Answer: Real change is driven by embracing true patient-centricity, and that means treating patients like customers who have choices and who vote with their wallets. The COVID-19 crisis has accelerated the awareness and need for pricing transparency, valuing patient’s time and convenience, and truly understanding and embracing the engagement value chain — from L&D to LOE — in order to effectively improve patient experience and thereby demonstrating that better patient experience ultimately delivers greater health and business outcomes.
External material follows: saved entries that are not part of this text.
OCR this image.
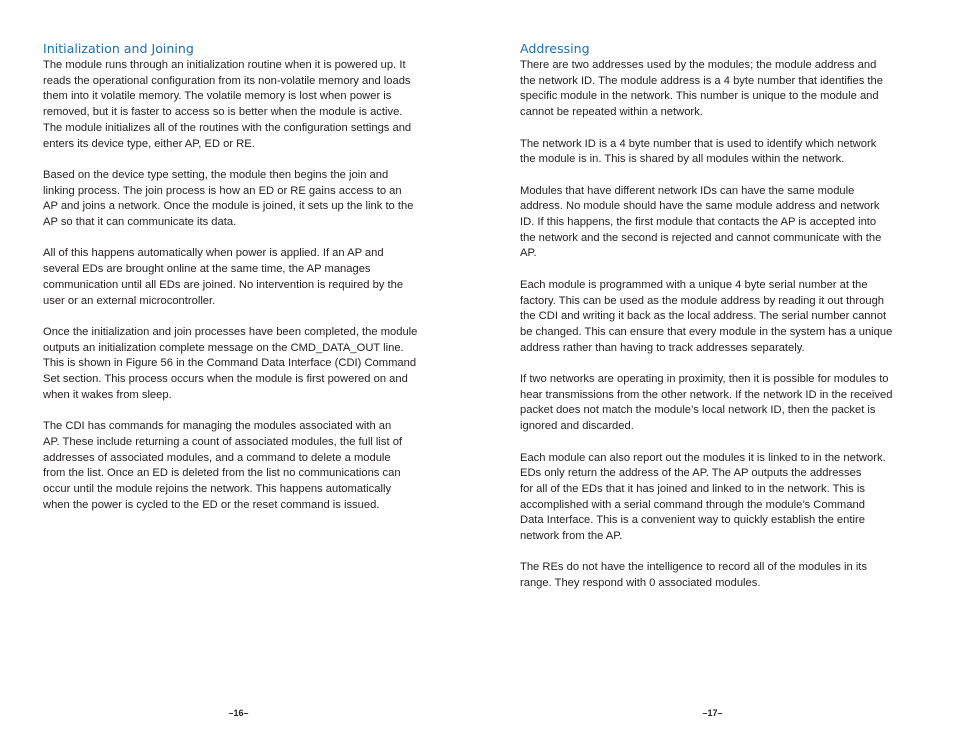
Initialization and Joining

The module runs through an initialization routine when it is powered up. It
reads the operational configuration from its non-volatile memory and loads
them into it volatile memory. The volatile memory is lost when power is
removed, but it is faster to access so is better when the module is active.
The module initializes all of the routines with the configuration settings and
enters its device type, either AP, ED or RE.

Based on the device type setting, the module then begins the join and
linking process. The join process is how an ED or RE gains access to an
AP and joins a network. Once the module is joined, it sets up the link to the
AP so that it can communicate its data.

All of this happens automatically when power is applied. If an AP and
several EDs are brought online at the same time, the AP manages
communication until all EDs are joined. No intervention is required by the
user or an external microcontroller.

Once the initialization and join processes have been completed, the module
outputs an initialization complete message on the CMD_DATA_OUT line.
This is shown in Figure 56 in the Command Data Interface (CDI) Command
Set section. This process occurs when the module is first powered on and
when it wakes from sleep.

The CDI has commands for managing the modules associated with an
AP. These include returning a count of associated modules, the full list of
addresses of associated modules, and a command to delete a module
from the list. Once an ED is deleted from the list no communications can
occur until the module rejoins the network. This happens automatically
when the power is cycled to the ED or the reset command is issued.

–16–
Addressing

There are two addresses used by the modules; the module address and
the network ID. The module address is a 4 byte number that identifies the
specific module in the network. This number is unique to the module and
cannot be repeated within a network.

The network ID is a 4 byte number that is used to identify which network
the module is in. This is shared by all modules within the network.

Modules that have different network IDs can have the same module
address. No module should have the same module address and network
ID. If this happens, the first module that contacts the AP is accepted into
the network and the second is rejected and cannot communicate with the
AP.

Each module is programmed with a unique 4 byte serial number at the
factory. This can be used as the module address by reading it out through
the CDI and writing it back as the local address. The serial number cannot
be changed. This can ensure that every module in the system has a unique
address rather than having to track addresses separately.

If two networks are operating in proximity, then it is possible for modules to
hear transmissions from the other network. If the network ID in the received
packet does not match the module’s local network ID, then the packet is
ignored and discarded.

Each module can also report out the modules it is linked to in the network.
EDs only return the address of the AP. The AP outputs the addresses
for all of the EDs that it has joined and linked to in the network. This is
accomplished with a serial command through the module’s Command
Data Interface. This is a convenient way to quickly establish the entire
network from the AP.

The REs do not have the intelligence to record all of the modules in its
range. They respond with 0 associated modules.

–17–
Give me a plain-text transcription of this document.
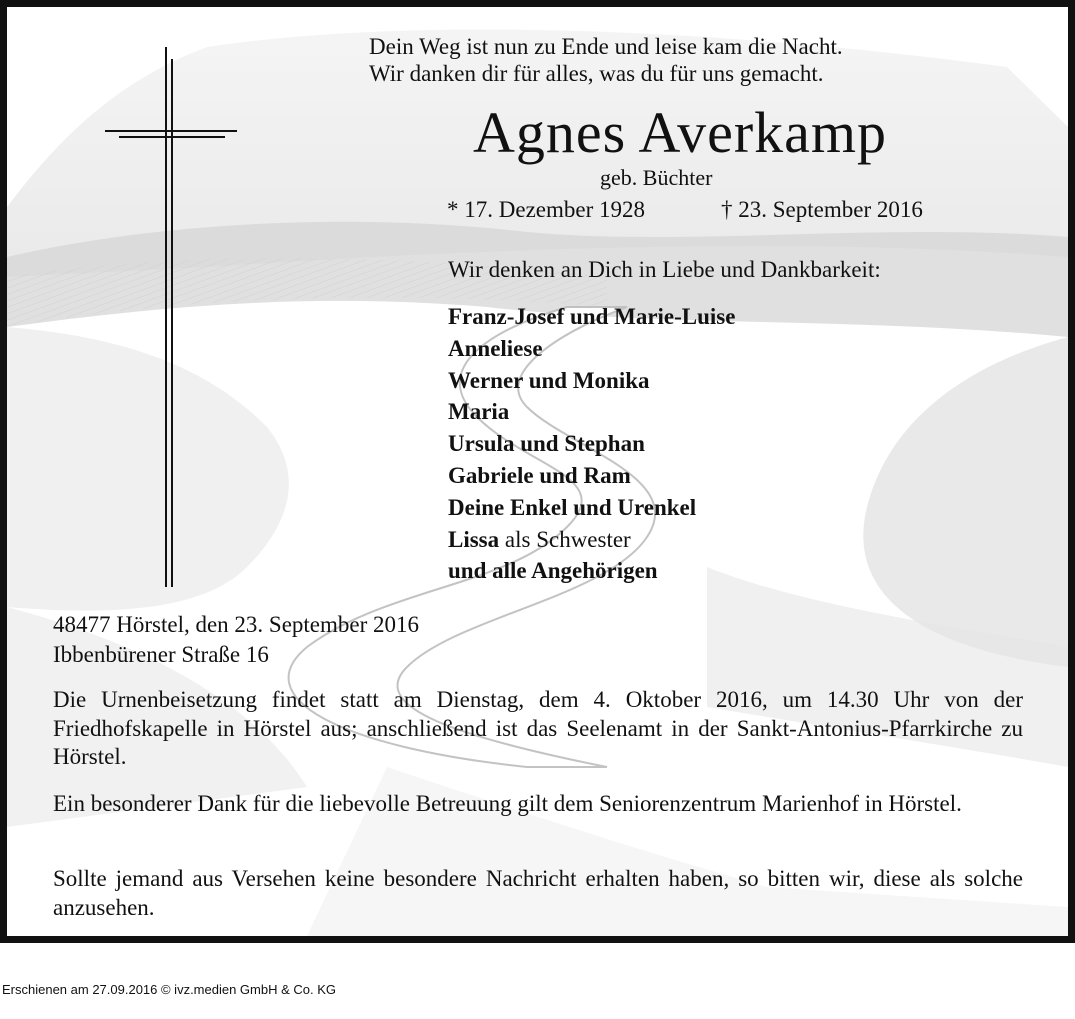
Dein Weg ist nun zu Ende und leise kam die Nacht.
Wir danken dir für alles, was du für uns gemacht.
Agnes Averkamp
geb. Büchter
* 17. Dezember 1928	† 23. September 2016
Wir denken an Dich in Liebe und Dankbarkeit:
Franz-Josef und Marie-Luise
Anneliese
Werner und Monika
Maria
Ursula und Stephan
Gabriele und Ram
Deine Enkel und Urenkel
Lissa als Schwester
und alle Angehörigen
48477 Hörstel, den 23. September 2016
Ibbenbürener Straße 16

Die Urnenbeisetzung findet statt am Dienstag, dem 4. Oktober 2016, um 14.30 Uhr von der Friedhofskapelle in Hörstel aus; anschließend ist das Seelenamt in der Sankt-Antonius-Pfarrkirche zu Hörstel.

Ein besonderer Dank für die liebevolle Betreuung gilt dem Seniorenzentrum Marienhof in Hörstel.

Sollte jemand aus Versehen keine besondere Nachricht erhalten haben, so bitten wir, diese als solche anzusehen.

Erschienen am 27.09.2016 © ivz.medien GmbH & Co. KG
For life sciences, the key is recognizing the fundamental shift in healthcare marketing as advertising and sales to healthcare marketing as the means to realize patient engagement. When healthcare marketing embraces its role as facilitator of patient engagement, marketing becomes about outcomes.

Ed Wise

Answer: Necessity is the mother of reinvention, and we hope one positive outcome will be the digital reinvention of how brands market. Even before the pandemic, rep and hospital access had been in decline. It’s forced many clients to jump into digital and virtual to engage with, support and sell to customers more deeply than ever. Ironically, this has been energizing for us as partners, because what were sometimes viewed as “innovation experiments” have now become necessary ways of marketing. And it’s forcing how we connect digitally to get even better.

Helene Yan

Answer: This crisis has forced a unique breakdown in our collective habits: many typical patterns, routines, and mindsets have been unlearned, and this presents the life sciences industry with a remarkable opportunity to reset — to encourage new behaviors that support greater access to health across a broader patient population. Taking advantage of this moment to fast-track the development of virtual and in-home patient care platforms; and accelerate adoption of digital health, remote diagnostics, home monitoring and home testing.